Augusta Helena : peplum or not peplum ?

Couverture du roman Augusta Helena : dessin d'une femme en habits byzantins, avec couronne et auréole, représentant Sainte Hélène tenant une croix

Le mois dernier, j’ai enregistré un entretien avec l’animateur d’un podcast historique ; une très bonne expérience, soit dit en passant. Et dès que l’épisode sera en ligne, je vous ferai signe ici, bien entendu. Mais je peux déjà révéler que nous avons parlé d’Augusta Helena, mon roman policier historique situé au IVe siècle, sous Constantin.

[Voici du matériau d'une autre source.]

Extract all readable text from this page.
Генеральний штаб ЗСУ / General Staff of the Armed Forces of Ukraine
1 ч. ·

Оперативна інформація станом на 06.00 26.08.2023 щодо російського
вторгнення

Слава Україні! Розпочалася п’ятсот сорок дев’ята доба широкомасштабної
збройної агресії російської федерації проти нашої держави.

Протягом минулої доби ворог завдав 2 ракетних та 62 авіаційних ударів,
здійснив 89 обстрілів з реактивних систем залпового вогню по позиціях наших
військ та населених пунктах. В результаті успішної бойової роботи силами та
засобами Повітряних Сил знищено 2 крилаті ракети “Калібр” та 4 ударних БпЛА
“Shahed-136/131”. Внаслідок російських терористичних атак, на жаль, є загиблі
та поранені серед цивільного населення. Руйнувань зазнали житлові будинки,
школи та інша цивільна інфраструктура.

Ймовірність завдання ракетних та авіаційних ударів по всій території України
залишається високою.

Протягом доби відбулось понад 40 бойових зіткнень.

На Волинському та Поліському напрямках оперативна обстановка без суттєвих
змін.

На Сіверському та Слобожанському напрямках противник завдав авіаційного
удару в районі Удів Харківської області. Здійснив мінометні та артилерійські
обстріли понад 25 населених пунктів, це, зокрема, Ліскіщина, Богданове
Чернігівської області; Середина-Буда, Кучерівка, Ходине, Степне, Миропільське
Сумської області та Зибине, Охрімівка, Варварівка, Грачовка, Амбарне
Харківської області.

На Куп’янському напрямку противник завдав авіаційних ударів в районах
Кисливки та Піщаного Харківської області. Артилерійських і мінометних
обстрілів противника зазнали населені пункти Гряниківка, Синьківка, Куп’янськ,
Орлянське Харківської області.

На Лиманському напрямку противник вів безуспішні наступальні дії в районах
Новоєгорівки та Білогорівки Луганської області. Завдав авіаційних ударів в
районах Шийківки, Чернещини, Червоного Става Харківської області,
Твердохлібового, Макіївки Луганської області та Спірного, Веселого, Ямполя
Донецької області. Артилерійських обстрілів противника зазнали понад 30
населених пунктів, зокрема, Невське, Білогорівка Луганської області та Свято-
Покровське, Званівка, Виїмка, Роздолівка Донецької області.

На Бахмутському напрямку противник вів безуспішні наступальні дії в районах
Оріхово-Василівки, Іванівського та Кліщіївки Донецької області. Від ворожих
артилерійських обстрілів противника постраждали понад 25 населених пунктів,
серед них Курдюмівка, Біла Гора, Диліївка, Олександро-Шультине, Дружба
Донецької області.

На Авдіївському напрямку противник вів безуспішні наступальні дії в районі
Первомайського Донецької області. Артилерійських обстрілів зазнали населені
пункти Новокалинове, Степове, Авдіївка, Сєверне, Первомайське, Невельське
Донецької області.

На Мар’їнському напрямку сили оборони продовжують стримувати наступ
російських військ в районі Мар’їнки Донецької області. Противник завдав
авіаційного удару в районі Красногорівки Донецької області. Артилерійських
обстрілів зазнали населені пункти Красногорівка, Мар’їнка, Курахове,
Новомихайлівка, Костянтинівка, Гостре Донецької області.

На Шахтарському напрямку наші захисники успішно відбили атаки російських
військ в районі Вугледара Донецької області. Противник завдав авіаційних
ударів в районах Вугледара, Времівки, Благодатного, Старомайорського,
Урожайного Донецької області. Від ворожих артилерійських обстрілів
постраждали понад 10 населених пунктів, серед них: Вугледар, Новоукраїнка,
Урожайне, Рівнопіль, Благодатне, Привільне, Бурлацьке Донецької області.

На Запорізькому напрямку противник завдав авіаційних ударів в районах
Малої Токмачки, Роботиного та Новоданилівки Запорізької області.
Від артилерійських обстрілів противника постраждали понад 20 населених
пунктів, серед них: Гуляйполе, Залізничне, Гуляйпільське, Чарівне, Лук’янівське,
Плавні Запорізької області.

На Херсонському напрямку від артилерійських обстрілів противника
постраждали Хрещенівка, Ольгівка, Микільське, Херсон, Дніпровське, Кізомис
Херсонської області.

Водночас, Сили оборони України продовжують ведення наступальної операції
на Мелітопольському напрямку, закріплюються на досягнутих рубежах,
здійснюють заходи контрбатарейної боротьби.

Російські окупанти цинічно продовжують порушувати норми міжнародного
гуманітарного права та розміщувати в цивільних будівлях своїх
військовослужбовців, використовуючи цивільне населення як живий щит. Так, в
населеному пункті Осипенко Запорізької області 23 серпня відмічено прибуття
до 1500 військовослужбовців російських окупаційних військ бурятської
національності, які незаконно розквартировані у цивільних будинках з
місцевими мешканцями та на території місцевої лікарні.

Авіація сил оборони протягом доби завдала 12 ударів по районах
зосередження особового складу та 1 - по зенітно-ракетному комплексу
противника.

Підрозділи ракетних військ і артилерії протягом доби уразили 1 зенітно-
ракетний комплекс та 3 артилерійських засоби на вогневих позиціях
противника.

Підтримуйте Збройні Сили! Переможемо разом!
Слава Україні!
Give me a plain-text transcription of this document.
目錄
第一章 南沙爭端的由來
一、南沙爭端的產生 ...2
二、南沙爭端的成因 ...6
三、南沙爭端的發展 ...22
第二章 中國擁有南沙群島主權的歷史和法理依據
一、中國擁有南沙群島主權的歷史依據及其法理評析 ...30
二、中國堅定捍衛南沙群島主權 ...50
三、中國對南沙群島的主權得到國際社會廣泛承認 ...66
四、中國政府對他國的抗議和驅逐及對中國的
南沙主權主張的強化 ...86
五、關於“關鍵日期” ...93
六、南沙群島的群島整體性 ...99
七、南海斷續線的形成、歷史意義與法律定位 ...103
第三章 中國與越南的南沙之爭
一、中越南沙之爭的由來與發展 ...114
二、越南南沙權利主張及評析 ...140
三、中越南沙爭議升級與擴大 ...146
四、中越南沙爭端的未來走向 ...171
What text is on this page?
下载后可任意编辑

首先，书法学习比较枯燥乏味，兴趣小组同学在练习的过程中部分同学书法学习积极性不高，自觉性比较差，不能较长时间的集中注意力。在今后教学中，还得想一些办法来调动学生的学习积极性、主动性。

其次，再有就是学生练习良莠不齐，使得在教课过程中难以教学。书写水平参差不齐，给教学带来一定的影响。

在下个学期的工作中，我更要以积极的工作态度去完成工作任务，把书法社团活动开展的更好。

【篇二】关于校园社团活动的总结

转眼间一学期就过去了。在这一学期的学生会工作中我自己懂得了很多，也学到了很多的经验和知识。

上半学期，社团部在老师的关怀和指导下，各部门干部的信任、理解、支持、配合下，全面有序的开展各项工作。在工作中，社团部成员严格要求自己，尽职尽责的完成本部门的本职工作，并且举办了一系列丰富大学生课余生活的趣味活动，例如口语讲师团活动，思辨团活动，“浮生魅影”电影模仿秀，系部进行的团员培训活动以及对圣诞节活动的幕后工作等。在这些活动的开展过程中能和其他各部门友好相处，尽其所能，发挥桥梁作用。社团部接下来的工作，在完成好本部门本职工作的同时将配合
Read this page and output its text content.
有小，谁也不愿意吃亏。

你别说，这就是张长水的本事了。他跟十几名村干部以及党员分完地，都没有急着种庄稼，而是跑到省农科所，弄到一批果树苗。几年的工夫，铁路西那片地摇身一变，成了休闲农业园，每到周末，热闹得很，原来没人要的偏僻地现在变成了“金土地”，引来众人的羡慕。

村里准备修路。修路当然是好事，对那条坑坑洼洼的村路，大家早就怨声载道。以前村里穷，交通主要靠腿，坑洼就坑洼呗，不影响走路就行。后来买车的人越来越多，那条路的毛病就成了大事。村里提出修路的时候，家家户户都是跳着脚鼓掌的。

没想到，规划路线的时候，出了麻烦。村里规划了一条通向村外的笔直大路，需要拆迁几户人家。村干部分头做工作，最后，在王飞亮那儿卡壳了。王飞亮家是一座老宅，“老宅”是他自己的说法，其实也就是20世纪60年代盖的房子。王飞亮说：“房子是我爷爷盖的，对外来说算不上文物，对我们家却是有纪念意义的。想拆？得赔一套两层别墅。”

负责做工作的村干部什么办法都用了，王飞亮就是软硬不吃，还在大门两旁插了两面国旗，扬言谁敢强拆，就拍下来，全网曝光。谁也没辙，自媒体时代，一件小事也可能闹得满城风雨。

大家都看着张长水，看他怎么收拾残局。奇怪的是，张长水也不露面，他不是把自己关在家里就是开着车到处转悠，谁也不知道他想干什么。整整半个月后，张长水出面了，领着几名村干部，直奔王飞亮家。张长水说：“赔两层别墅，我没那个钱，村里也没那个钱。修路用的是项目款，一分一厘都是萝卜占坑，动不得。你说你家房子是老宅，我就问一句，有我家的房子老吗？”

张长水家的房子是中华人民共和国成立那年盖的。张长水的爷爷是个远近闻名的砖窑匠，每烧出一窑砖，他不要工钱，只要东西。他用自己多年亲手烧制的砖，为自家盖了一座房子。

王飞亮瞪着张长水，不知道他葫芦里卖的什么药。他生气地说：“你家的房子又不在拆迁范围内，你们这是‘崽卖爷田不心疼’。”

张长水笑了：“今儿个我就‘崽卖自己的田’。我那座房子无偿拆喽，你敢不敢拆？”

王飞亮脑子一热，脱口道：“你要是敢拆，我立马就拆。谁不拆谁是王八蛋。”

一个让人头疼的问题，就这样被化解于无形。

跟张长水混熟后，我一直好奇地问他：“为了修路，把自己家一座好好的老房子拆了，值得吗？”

Comme on discutait des personnages, et de la nécessité de gérer une vaste distribution, j’ai expliqué que mon but, en me mettant à écrire, était d’avoir des héros qui soient crédibles même indépendamment du cadre historique. Je ne voulais pas m’inscrire dans une logique de péplum, avec tous les clichés, raccourcis et rôles-types que cela implique. (J’avais quelques modèles bien précis en tête : Le Nom de la Rose, d’Umberto Eco, mais aussi Les Fosses carolines, le jubilatoire roman historique de Cavanna, et surtout la série de romans policiers antiques SPQR, de John Maddox Roberts, peu connus chez nous hélas.)

Des personnages qui soient crédibles, cela implique une certaine complexité. Gare aux silhouettes de carton pré-découpées, prêtes à jouer les figurants dans n’importe quelle « fresque historique » ! J’en ai parlé plus longuement ailleurs : la meilleure façon d’éviter les clichés, c’est de traiter chaque personnage comme un individu, un spécimen d’humanité avec son caractère, son passé, ses défauts et ses points forts…

C’est vrai aussi pour l’Antiquité, même si j’ai l’impression que les auteurs sont parfois hypnotisés par le chatoyant de surface de la toile historique, par l’exotisme agressif qui marque presque tous les aspects d’une société aussi différente de la nôtre, par certains aspects, qu’un récit de science-fiction. C’est particulièrement vrai pour l’époque de Constantin, un empereur qui reste dans l’histoire comme protecteur de l’église et consolidateur de l’empire, mais qui a aussi probablement fait assassiner un de ses fils pour des raisons de succession. Il se trouve que nous avons assez de textes de sa main pour entrevoir quelque chose de sa personnalité, ses goûts et dégoûts, sa façon d’argumenter en matière de politique comme de théologie. Bref, nous avons de quoi en faire un individu.

C’est moins évident pour sa mère Hélène, l’héroïne du roman. D’elle, on ne sait même pas la date de sa mort, ni son origine, ni sans doute son vrai nom. Mais on a des aperçus indirect, à travers les faits et gestes que l’histoire a enregistré : des actes officiels comme ce voyage en Orient vers 326, mais aussi sa relation avec Constantin, qui lui faisait manifestement pleinement confiance pour le représenter dans ces provinces lointaines. Et puis bien sûr, dans les nombreux blancs de l’histoire, on peut toujours broder. J’ai ainsi pas mal fait appel aux souvenirs de ma propre mère pour dépeindre Hélène : j’ai donné à l’impératrice quelque chose de son aspect physique, et surtout de sa foi profonde, mais qui n’excluait pas le bon sens.

Et cependant… Avouons-le : dans le cadre de ce roman, j’ai à plusieurs reprises et très consciemment « fait du péplum ». Je pense à l’épisode du combat de gladiateurs, par exemple, ou aux évocations de la gastronomie romaine, ou encore au personnage de Roxanna, la farouche « amazone » scythe.

C’est que les clichés ne sont pas juste des raccourcis mentaux, des images superficielles : ils ne deviennent tels que parce qu’ils sont tellement populaires, parce que c’est avec eux qu’est meublé notre imaginaire. En écrivant un roman historique antique, j’allais forcément me colleter avec la vaste littérature qui a précédé, sans compter les apports du cinéma, de la bédé… J’ai donc choisi d’aller aussi souvent que possible dans le sens du picaresque, du cliché repris et revisité. Sans faire de pastiche. Mais puisque le vécu authentique nous échappe (et il nous échappe forcément, le passé, selon l’expression bien connue, « est un pays étranger »), autant prendre les strates accumulées d’arts et de littérature, en faire la matière première du roman.

Pour le dire autrement, j’écris au XXIe siècle, et l’intertextualité fait pleinement partie de mes outils. Impossible d’y échapper… aussi je n’essaie pas ! Au contraire, on verra dans Augusta Helena comment j’ai utilisé les textes antérieurs, depuis la Bible jusqu’à Astérix, pour tisser une nouvelle tapisserie sur ces cartons antiques.